We then create a mask using the tiles close to the ground, like this:
With these settings, EyesOnIt is again 99% confident that it found a person in the trees.
Example 3
Let’s switch gears and try something different. Let’s say you have a collection of images you want to categorize based on which object is in each image. With the EyesOnIt REST API, you could easily loop through your images, ask EyesOnIt to identify the object type, and then act on that detection by moving each image to a different folder. We’ll cover this use of the EyesOnIt REST API in a future blog post.
For now, we’ll show how EyesOnIt can perform accurate detection using the configuration UI. For our objects, we’ll use vehicles with overlapping attributes of body type and color. We’ll use the same set of object descriptions for each image to see if EyesOnIt can accurately detect the correct object.
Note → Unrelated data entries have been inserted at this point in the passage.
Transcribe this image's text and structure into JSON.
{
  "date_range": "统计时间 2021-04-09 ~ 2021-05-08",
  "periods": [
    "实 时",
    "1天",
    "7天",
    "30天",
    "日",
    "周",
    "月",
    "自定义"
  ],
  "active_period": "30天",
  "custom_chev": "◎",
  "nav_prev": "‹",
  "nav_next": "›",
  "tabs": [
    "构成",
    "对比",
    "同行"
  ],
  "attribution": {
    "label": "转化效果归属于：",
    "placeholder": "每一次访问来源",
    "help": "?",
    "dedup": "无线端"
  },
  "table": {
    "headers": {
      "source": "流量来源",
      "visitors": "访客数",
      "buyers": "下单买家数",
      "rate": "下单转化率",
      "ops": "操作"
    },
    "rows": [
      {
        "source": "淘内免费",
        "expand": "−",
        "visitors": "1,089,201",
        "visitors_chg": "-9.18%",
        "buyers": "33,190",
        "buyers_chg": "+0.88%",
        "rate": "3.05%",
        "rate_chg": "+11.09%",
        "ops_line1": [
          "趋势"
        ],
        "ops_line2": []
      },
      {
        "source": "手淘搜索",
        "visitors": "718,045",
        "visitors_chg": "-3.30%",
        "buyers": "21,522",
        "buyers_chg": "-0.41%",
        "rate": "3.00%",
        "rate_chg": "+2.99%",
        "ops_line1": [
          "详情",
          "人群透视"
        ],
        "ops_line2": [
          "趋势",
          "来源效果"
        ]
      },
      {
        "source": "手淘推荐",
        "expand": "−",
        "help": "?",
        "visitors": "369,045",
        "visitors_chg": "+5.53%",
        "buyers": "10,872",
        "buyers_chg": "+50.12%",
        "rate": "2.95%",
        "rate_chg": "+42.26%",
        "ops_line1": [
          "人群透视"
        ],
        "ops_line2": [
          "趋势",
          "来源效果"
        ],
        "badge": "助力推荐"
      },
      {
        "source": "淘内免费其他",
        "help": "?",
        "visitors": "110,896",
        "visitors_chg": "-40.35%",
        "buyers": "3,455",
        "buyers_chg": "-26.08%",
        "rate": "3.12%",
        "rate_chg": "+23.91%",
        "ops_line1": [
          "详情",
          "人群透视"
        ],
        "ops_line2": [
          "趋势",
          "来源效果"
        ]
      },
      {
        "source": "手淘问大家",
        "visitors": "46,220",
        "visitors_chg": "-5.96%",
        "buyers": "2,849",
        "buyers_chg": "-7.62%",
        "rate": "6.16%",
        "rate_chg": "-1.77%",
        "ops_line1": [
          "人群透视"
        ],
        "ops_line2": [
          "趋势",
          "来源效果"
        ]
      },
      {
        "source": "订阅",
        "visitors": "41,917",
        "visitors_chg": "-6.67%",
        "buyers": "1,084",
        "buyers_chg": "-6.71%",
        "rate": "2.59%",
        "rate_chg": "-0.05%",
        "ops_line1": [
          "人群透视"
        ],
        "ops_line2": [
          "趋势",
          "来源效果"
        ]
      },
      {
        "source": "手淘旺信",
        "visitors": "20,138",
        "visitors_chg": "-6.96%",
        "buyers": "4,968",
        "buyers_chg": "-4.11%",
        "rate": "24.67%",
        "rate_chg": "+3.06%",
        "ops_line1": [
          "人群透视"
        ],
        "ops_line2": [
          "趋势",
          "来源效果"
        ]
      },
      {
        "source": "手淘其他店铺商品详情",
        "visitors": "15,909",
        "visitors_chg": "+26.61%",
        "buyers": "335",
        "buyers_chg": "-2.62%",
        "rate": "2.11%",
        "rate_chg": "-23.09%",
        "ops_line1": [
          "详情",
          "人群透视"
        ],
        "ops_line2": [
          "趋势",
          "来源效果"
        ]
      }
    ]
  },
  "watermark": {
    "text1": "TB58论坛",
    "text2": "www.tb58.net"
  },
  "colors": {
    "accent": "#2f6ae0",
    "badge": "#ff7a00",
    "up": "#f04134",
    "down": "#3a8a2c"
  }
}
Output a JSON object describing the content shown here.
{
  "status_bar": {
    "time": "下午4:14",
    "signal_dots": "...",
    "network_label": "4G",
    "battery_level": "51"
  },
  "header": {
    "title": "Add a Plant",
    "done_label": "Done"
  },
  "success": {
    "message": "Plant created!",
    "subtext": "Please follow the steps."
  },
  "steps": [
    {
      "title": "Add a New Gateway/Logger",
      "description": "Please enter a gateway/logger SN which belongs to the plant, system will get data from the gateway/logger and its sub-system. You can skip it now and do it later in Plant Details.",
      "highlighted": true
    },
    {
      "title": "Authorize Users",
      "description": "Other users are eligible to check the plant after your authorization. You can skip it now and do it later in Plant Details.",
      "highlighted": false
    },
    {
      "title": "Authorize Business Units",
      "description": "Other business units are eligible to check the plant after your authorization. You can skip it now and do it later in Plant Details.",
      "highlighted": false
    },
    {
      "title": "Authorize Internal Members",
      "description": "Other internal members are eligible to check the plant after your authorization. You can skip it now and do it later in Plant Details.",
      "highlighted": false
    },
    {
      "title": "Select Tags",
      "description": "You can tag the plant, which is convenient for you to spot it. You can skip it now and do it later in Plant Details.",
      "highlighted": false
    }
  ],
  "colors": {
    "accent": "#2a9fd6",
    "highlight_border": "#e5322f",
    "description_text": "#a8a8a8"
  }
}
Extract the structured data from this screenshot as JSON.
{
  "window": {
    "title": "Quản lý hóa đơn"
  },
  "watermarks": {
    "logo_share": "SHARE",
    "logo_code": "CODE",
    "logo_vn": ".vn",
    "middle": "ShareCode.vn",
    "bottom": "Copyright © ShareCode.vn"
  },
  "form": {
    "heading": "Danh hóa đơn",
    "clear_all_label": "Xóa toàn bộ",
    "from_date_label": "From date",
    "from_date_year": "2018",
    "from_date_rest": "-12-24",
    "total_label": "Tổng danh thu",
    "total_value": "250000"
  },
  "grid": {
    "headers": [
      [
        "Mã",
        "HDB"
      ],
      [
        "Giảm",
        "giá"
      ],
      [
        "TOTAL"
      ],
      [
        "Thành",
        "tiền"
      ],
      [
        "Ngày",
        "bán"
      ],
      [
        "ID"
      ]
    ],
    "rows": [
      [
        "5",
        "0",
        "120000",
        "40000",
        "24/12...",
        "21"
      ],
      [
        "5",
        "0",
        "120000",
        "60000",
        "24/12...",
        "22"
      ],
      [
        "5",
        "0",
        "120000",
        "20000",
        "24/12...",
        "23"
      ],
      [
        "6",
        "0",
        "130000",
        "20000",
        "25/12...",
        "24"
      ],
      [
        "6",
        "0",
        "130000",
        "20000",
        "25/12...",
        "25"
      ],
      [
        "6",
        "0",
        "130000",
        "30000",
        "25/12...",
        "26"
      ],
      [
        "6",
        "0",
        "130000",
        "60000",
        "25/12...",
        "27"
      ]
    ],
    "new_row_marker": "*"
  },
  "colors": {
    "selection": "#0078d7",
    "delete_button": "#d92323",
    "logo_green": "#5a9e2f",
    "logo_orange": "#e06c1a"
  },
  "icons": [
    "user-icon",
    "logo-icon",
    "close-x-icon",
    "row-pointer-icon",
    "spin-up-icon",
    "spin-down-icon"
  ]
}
For the first image, you can see that EyesOnIt accurately identified the vehicle as a blue sedan.
The next image is accurately identified as a green sedan:
The final image is correctly identified as a blue truck:
Hopefully this walkthrough of the EyesOnIt individual image configuration UI has helped you understand the key EyesOnIt concepts. These same concepts apply to other uses of EyesOnIt. By applying these concepts, you can use EyesOnIt to enhance safety, security, and efficiency with video monitoring and batch image processing. Future blog posts will cover those other uses of EyesOnIt.